The versions are also sorted as well so that on switching versions through the dropdown menu, they appear in order they where made.

For more on general publishing, check out TTL Workflows (not yet created).

Comments

TTL features nested comments on blog posts. This was a feature I knew would be vital, yet also posed the most challenging. I considered the following before deciding on the data structure:
Data structure should be created in a single pass
Relatively flat data structure
Not every comment on a post will be viewed

With these considerations in mind, I decided to create both an array for root comments and a map to store every comment along with immediate children.

rootComments = [{
    username,    
    comment_id,  
    parent_id,   
    body,        
    creation_date
}]               

commentMap = {                 
    comment_id: {              
        username,              
        comment_id,            
        parent_id,             
        body,                  
        creation_date,         
        children: [             
            child_username,    
            child_comment_id,  
            child_parent_id,   
            child_body,        
            child_creation_date
        ]                      
    }                          
}                              

The root comments array allows me to render just the root comments very quickly on loading of post. Since we are adhering to the assumption that not every comment on a post will be viewed, we can serve the children comments on a need-to-know basis.

Currently every single comment associated with a given post is queried upon page load and occupies my data structure.
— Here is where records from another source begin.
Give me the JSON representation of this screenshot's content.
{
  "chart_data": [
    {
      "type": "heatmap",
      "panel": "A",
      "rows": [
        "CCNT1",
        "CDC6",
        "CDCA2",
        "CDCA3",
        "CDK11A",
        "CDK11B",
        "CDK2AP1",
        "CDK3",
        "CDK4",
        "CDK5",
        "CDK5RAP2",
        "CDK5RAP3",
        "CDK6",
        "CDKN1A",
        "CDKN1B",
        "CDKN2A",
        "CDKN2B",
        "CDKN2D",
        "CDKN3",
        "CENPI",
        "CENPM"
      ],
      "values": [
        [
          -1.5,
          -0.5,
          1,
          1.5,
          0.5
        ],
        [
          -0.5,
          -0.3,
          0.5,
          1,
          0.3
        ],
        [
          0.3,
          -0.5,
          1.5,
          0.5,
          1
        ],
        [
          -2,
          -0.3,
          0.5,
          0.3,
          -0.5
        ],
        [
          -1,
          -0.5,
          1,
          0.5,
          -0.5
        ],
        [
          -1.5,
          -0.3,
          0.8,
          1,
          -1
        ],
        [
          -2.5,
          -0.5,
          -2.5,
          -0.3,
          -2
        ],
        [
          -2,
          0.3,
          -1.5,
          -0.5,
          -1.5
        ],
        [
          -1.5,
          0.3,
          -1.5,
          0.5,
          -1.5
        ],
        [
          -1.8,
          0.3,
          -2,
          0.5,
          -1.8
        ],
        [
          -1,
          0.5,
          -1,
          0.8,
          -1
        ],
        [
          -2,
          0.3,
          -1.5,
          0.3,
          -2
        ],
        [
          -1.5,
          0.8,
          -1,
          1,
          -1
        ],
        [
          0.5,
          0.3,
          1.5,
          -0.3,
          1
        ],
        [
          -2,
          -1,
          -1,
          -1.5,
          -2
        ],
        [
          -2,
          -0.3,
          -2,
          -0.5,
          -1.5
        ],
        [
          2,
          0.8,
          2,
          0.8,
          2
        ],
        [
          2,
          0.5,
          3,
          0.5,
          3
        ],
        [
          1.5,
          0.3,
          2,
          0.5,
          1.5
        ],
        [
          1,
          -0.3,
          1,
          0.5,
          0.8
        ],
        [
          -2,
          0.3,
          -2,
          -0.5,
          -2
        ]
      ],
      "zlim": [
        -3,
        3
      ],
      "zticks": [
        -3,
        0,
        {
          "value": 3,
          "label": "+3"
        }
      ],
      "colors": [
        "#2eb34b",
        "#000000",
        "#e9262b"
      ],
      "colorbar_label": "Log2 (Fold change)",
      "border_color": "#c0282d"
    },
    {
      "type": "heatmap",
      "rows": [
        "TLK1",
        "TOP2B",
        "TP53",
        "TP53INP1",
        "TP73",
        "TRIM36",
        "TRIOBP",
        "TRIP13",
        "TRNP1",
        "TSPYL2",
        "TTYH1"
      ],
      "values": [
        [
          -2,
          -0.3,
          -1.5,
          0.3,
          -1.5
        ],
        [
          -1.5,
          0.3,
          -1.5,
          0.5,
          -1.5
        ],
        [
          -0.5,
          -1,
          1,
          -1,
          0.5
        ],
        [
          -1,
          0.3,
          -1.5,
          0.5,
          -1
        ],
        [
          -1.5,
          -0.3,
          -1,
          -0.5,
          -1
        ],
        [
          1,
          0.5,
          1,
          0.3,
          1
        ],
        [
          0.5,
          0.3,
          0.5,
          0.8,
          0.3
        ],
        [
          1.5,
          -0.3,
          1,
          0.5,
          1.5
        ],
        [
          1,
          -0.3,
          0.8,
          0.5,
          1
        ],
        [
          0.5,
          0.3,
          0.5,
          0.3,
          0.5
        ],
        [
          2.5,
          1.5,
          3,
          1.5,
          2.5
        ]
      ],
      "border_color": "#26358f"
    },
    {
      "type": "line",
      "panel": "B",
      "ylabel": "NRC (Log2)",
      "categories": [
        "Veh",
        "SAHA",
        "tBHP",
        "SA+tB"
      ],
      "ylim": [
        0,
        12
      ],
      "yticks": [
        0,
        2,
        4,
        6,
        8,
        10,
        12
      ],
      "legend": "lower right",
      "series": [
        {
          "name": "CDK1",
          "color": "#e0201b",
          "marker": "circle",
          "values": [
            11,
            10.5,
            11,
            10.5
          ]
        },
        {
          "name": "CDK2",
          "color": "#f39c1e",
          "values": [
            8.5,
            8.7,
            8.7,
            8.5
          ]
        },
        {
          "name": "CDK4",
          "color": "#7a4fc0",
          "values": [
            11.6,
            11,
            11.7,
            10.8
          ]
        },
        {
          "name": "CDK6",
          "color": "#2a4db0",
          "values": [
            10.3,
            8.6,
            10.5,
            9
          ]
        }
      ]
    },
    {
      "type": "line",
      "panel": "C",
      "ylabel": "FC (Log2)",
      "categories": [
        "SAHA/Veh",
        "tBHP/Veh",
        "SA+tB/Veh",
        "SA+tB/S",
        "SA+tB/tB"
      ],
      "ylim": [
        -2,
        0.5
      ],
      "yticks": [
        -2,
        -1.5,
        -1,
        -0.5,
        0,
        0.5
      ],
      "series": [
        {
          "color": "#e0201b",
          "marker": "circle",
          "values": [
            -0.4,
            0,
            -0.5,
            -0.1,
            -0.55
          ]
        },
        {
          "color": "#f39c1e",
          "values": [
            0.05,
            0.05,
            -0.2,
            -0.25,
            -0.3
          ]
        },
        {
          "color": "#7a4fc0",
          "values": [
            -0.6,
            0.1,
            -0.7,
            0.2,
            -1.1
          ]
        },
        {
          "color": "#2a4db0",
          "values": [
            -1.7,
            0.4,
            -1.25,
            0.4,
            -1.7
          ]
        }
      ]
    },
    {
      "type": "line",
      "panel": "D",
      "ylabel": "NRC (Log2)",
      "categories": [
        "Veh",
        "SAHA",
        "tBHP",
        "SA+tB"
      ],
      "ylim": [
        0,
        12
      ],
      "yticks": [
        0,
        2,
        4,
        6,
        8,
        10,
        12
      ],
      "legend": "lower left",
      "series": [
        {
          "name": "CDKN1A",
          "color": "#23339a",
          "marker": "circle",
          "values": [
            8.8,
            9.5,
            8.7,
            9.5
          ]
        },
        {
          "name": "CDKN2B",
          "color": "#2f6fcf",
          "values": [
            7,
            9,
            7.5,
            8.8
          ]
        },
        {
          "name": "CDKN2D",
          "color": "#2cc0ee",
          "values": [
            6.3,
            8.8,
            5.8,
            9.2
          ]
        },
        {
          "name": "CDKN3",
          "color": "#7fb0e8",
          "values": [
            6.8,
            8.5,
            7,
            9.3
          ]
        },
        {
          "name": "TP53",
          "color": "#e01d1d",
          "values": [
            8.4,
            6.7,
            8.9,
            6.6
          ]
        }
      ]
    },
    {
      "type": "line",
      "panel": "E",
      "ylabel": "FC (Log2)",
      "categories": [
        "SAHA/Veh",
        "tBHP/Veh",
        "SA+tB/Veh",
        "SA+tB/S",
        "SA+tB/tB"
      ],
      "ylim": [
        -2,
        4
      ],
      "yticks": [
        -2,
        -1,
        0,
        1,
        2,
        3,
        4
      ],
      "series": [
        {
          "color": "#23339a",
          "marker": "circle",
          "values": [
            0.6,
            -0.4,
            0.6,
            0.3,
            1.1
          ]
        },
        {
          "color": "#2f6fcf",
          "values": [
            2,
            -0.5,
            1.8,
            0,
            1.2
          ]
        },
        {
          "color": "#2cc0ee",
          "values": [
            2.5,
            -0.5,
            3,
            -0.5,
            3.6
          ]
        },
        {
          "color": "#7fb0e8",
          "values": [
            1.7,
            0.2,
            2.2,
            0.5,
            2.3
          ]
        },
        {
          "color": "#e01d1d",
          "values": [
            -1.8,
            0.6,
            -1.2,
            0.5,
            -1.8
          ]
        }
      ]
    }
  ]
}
This is ideal for my current userbase as it functions as a middle point between loading every single comment on page load and querying the database every single time for children comments. Rather than making a call to the backend on loading children comments we can make a call to our populated commentMap and render the data from there. Being a map, lookups like this are quite efficient with an O(1) complexity.

Another example of a map being more efficient are cases where you need to expand to an arbitrary comment. With nested comments this task can become increasingly complex as depth increases, but with a map you can generate an array of parent ids with time complexity O(d), where d is depth. If this was an array for instance it would be a complexity of O(n * d).

Conclusion

When creating this website, I didn't just want to create something that worked, I wanted to create something that would allow me to see what it took to create a project of this scale. I knew specifically that data would be one of the most important facets of this. Despite anticipating a small userbase of really only two of my friends, I wanted to create something I felt confident could withstand whatever size userbase was thrown at it.

Taking this approach I came to the conclusion that it was much easier to design flexible data structures if you think big to begin with. All of the data structures mentioned in this article were designed with the capability to be semi-populated based on specific criteria and updated efficiently. 

Rather than having the data structures dictate the experience for the userbase, the userbase is able to dictate the criteria for the data structures according to their needs.